Nowe przepisy zaczynają obowiązywać w Sejmie od czwartku 31 października. Na ich podstawie marszałek Sejmu będzie wymagać sporządzenia oceny skutków regulacji (OSR) projektów poselskich lub obywatelskich, zanim te zostaną skierowane do pierwszego czytania. To samo dotyczyć będzie projektów senackich czy prezydenckich.
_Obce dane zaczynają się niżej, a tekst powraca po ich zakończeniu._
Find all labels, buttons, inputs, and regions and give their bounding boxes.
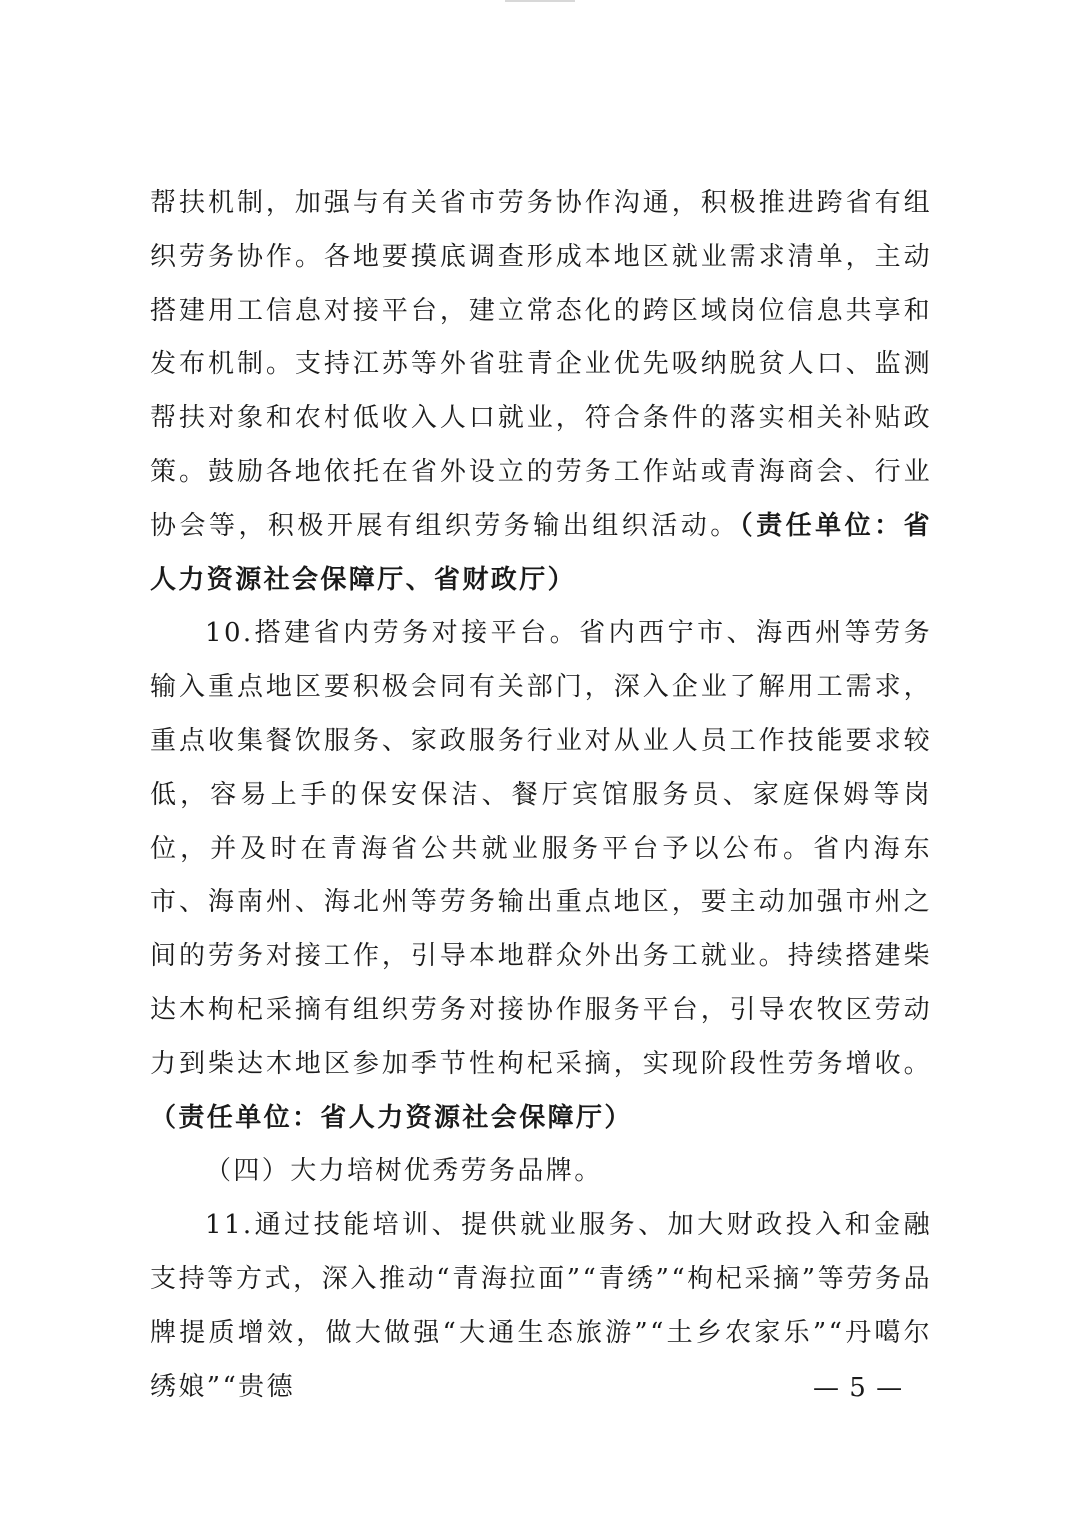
responsibility-note: （责任单位：省人力资源社会保障厅） [150, 1102, 633, 1133]
paragraph-item-10 [150, 607, 932, 1145]
paragraph-text: 10.搭建省内劳务对接平台。省内西宁市、海西州等劳务输入重点地区要积极会同有关部门，深入企业了解用工需求，重点收集餐饮服务、家政服务行业对从业人员工作技能要求较低，容易上手的保安保洁、餐厅宾馆服务员、家庭保姆等岗位，并及时在青海省公共就业服务平台予以公布。省内海东市、海南州、海北州等劳务输出重点地区，要主动加强市州之间的劳务对接工作，引导本地群众外出务工就业。持续搭建柴达木枸杞采摘有组织劳务对接协作服务平台，引导农牧区劳动力到柴达木地区参加季节性枸杞采摘，实现阶段性劳务增收。 [150, 618, 932, 1079]
scan-top-mark [505, 0, 575, 2]
paragraph-continued [150, 177, 932, 607]
responsibility-note: （责任单位：省人力资源社会保障厅、省财政厅） [150, 510, 932, 595]
document-body [150, 177, 932, 1414]
paragraph-text: 帮扶机制，加强与有关省市劳务协作沟通，积极推进跨省有组织劳务协作。各地要摸底调查形成本地区就业需求清单，主动搭建用工信息对接平台，建立常态化的跨区域岗位信息共享和发布机制。支持江苏等外省驻青企业优先吸纳脱贫人口、监测帮扶对象和农村低收入人口就业，符合条件的落实相关补贴政策。鼓励各地依托在省外设立的劳务工作站或青海商会、行业协会等，积极开展有组织劳务输出组织活动。 [150, 188, 932, 541]
section-heading-4: （四）大力培树优秀劳务品牌。 [205, 1156, 603, 1187]
paragraph-item-11: 11.通过技能培训、提供就业服务、加大财政投入和金融支持等方式，深入推动“青海拉面”“青绣”“枸杞采摘”等劳务品牌提质增效，做大做强“大通生态旅游”“土乡农家乐”“丹噶尔绣娘”“贵德 [150, 1210, 932, 1402]
page-number: — 5 — [813, 1373, 904, 1403]
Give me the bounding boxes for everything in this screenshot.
Projekty poselskie i obywatelskie będą też podlegać konsultacjom społecznym - w tym celu powstaje specjalna platforma internetowa, za pośrednictwem której wszyscy zainteresowani będą mogli wyrażać opinie o szykowanych regulacjach.
Nasz rozmówca z Kancelarii Sejmu przypomina, że nowe zasady w regulaminie Sejmu to realizacja jednego z kamieni milowych KPO. - Ta forma wsparcia procesu legislacyjnego jest realizacją jednego z tzw. kamieni, a ich wdrożenie jest niezbędne, by w pełni korzystać z funduszy unijnych - tłumaczy. To także jest wskazywane jako jeden z powodów, dla których ma wzrosnąć - z tegorocznych 765 mln zł do ponad 854 mln zł - przyszłoroczny budżet Kancelarii Sejmu. W każdym z klubów poselskich zostanie zatrudniony pracownik do sporządzenia ocen skutków regulacji.
Faktycznie kamień milowy F4G miał być zrealizowany jeszcze w zeszłej kadencji. Przewiduje korektę regulaminów Sejmu, Senatu i rządu poprzez wprowadzenie obowiązkowej oceny skutków regulacji i konsultacji publicznych, co nie było do tej pory wymagane wobec projektów parlamentarnych. Jednocześnie ogranicza stosowanie przyspieszonych procedur do ściśle określonych i wyjątkowych przypadków.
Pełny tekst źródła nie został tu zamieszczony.